The research looked at Intel processors with hyperthreading (Intel's name for SMT), but others may well be affected, too. AMD's Ryzen processors also have SMT, for example, and depending on how Ryzen's TLB works, they may be susceptible to similar attacks.

Closing the side channels

The ability for side channels to leak encryption keys has been known for a long time. The response by the developers of cryptography software is to implement their algorithms in such a way as to defend against these data leaks. For example, a naive encryption algorithm might test one bit from the encryption key; it might do one thing if the bit is 1 and another thing if the bit is 0. This, in turn, can cause measurable differences in execution time. The solution is to write the algorithm in such a way that it takes the same path and performs the same instructions, regardless of bits of the key.

Similarly, many encryption algorithms include lookups in data tables, with different data looked up depending on the encryption key, which can leak information through cache side channels. Again, the solution is to ensure that the pattern of data lookups remains consistent regardless of the bits of the key.

The Spectre and Meltdown attacks are particularly significant because they can be used to attack cloud infrastructure and because they've prompted hardware modifications to prevent the data leaks and close the side channels.

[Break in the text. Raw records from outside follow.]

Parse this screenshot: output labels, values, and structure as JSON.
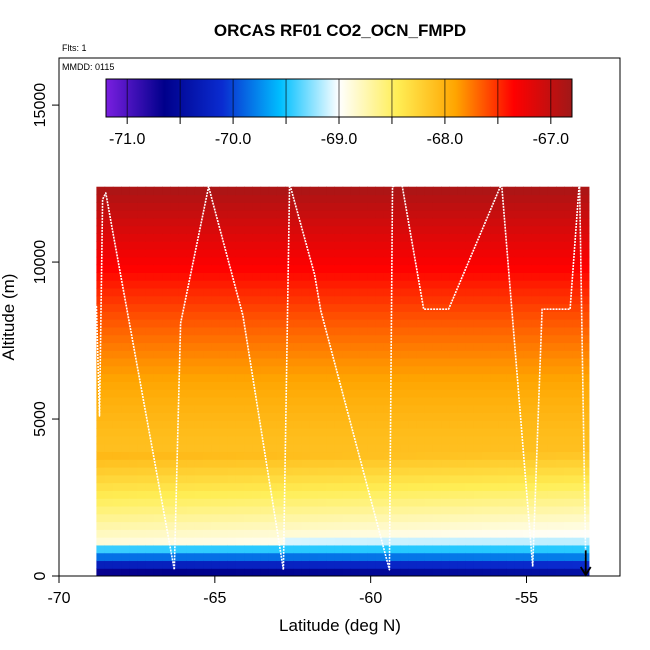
{
  "chart_data": {
    "type": "heatmap",
    "title": "ORCAS RF01 CO2_OCN_FMPD",
    "annotations": {
      "flights": "Flts: 1",
      "date": "MMDD: 0115"
    },
    "xlabel": "Latitude (deg N)",
    "ylabel": "Altitude (m)",
    "xlim": [
      -70,
      -52
    ],
    "ylim": [
      0,
      16500
    ],
    "x_ticks": [
      -70,
      -65,
      -60,
      -55
    ],
    "x_tick_labels": [
      "-70",
      "-65",
      "-60",
      "-55"
    ],
    "y_ticks": [
      0,
      5000,
      10000,
      15000
    ],
    "y_tick_labels": [
      "0",
      "5000",
      "10000",
      "15000"
    ],
    "colorbar": {
      "range": [
        -71.2,
        -66.8
      ],
      "ticks": [
        -71.0,
        -70.0,
        -69.0,
        -68.0,
        -67.0
      ],
      "tick_labels": [
        "-71.0",
        "-70.0",
        "-69.0",
        "-68.0",
        "-67.0"
      ],
      "colors": [
        "#7a1fe0",
        "#00008b",
        "#0a2cd0",
        "#00bfff",
        "#ffffff",
        "#ffee55",
        "#ffa500",
        "#ff0000",
        "#a01818"
      ]
    },
    "field_extent": {
      "lat": [
        -68.8,
        -53.0
      ],
      "alt": [
        0,
        12400
      ]
    },
    "flight_track": {
      "color": "#ffffff",
      "lat": [
        -68.8,
        -68.7,
        -68.6,
        -68.5,
        -68.3,
        -66.3,
        -66.1,
        -65.2,
        -64.1,
        -62.8,
        -62.6,
        -61.8,
        -61.6,
        -59.4,
        -59.3,
        -59.0,
        -58.3,
        -57.5,
        -55.8,
        -54.8,
        -54.5,
        -53.6,
        -53.3,
        -53.1
      ],
      "alt": [
        8600,
        5100,
        12000,
        12200,
        11100,
        200,
        8050,
        12400,
        8300,
        200,
        12500,
        9600,
        8450,
        200,
        12400,
        12500,
        8500,
        8500,
        12500,
        300,
        8500,
        8500,
        12600,
        500
      ]
    }
  }
}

TLBleed doesn't seem likely to do the same. Ben Gras, one of the researchers, tweeted "don't panic" and said that TLBleed "is not the new Spectre." Just as was done for previously known side channels, encryption algorithms can be implemented such that their pattern of data accesses is the same regardless of the encryption key. Removing this variation removes the side channel. Gras said that implementations that do this are currently rare, but if it were done, TLBleed would no longer work.

This has provoked a rather dismissive response from Intel. Although the company operates a bug bounty program, it has declared that this problem isn't eligible for an award. Intel argues that countermeasures against cache side channels can also protect against TLBleed.

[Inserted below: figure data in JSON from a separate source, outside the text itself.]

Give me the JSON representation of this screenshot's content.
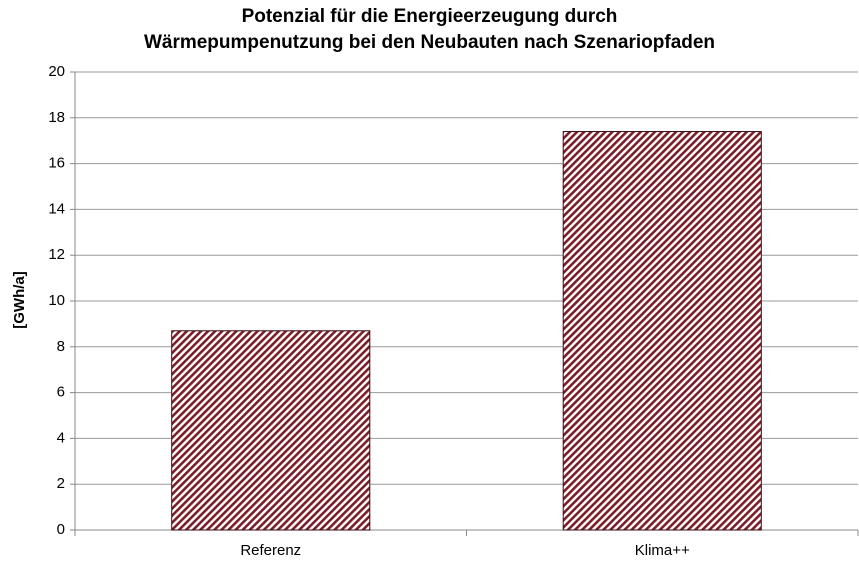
{
  "chart_data": {
    "type": "bar",
    "title": "Potenzial für die Energieerzeugung durch\nWärmepumpenutzung bei den Neubauten nach Szenariopfaden",
    "y_label": "[GWh/a]",
    "categories": [
      "Referenz",
      "Klima++"
    ],
    "values": [
      8.7,
      17.4
    ],
    "color": "#7a1f2a",
    "ylim": [
      0,
      20
    ],
    "yticks": [
      0,
      2,
      4,
      6,
      8,
      10,
      12,
      14,
      16,
      18,
      20
    ],
    "grid": true
  }
}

Update: Intel has issued a statement:

Intel has received notice of research from Vrije Universiteit Amsterdam, which outlines a potential side-channel analysis vulnerability referred to as TLBleed. This issue is not reliant on speculative execution, and is therefore unrelated to Spectre or Meltdown. Research on side-channel analysis methods often focuses on manipulating and measuring the characteristics (e.g. timing) of shared hardware resources. These measurements can potentially allow researchers to extract information about the software and related data. TLBleed uses the Translation Lookaside Buffer (TLB), a cache common to many high performance microprocessors that stores recent address translations from virtual memory to physical memory. Software or software libraries such as Intel® Integrated Performance Primitives Cryptography version U3.1 - written to ensure constant execution time and data independent cache traces -should be immune to TLBleed. Protecting our customers’ data and ensuring the security of our products is a top priority for Intel and we will continue to work with customers, partners and researchers to understand and mitigate any vulnerabilities that are identified.

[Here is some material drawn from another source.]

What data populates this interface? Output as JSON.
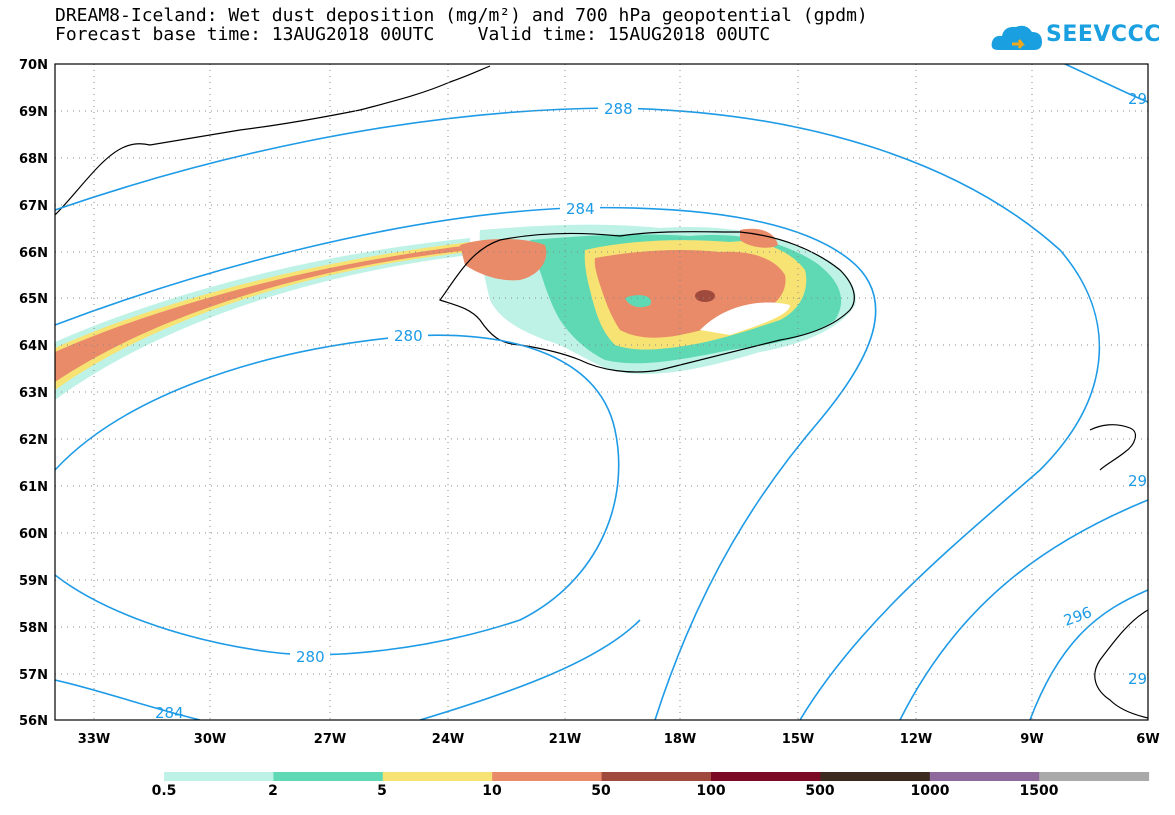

Jake Williams, a former hacker for the National Security Agency, has tweeted that it's going to require complex operating system changes to fix, such as avoiding running processes from different users on the same physical core. de Raadt has said that this kind of fix is not straightforward; there are plausible scenarios (such as malicious JavaScript in a browser) where this kind of separation wouldn't be adequate protection. OpenBSD's current approach addresses the immediate concern, but it's heavy-handed. SMT is an important performance feature in modern processors, and disabling it can exact a heavy performance cost.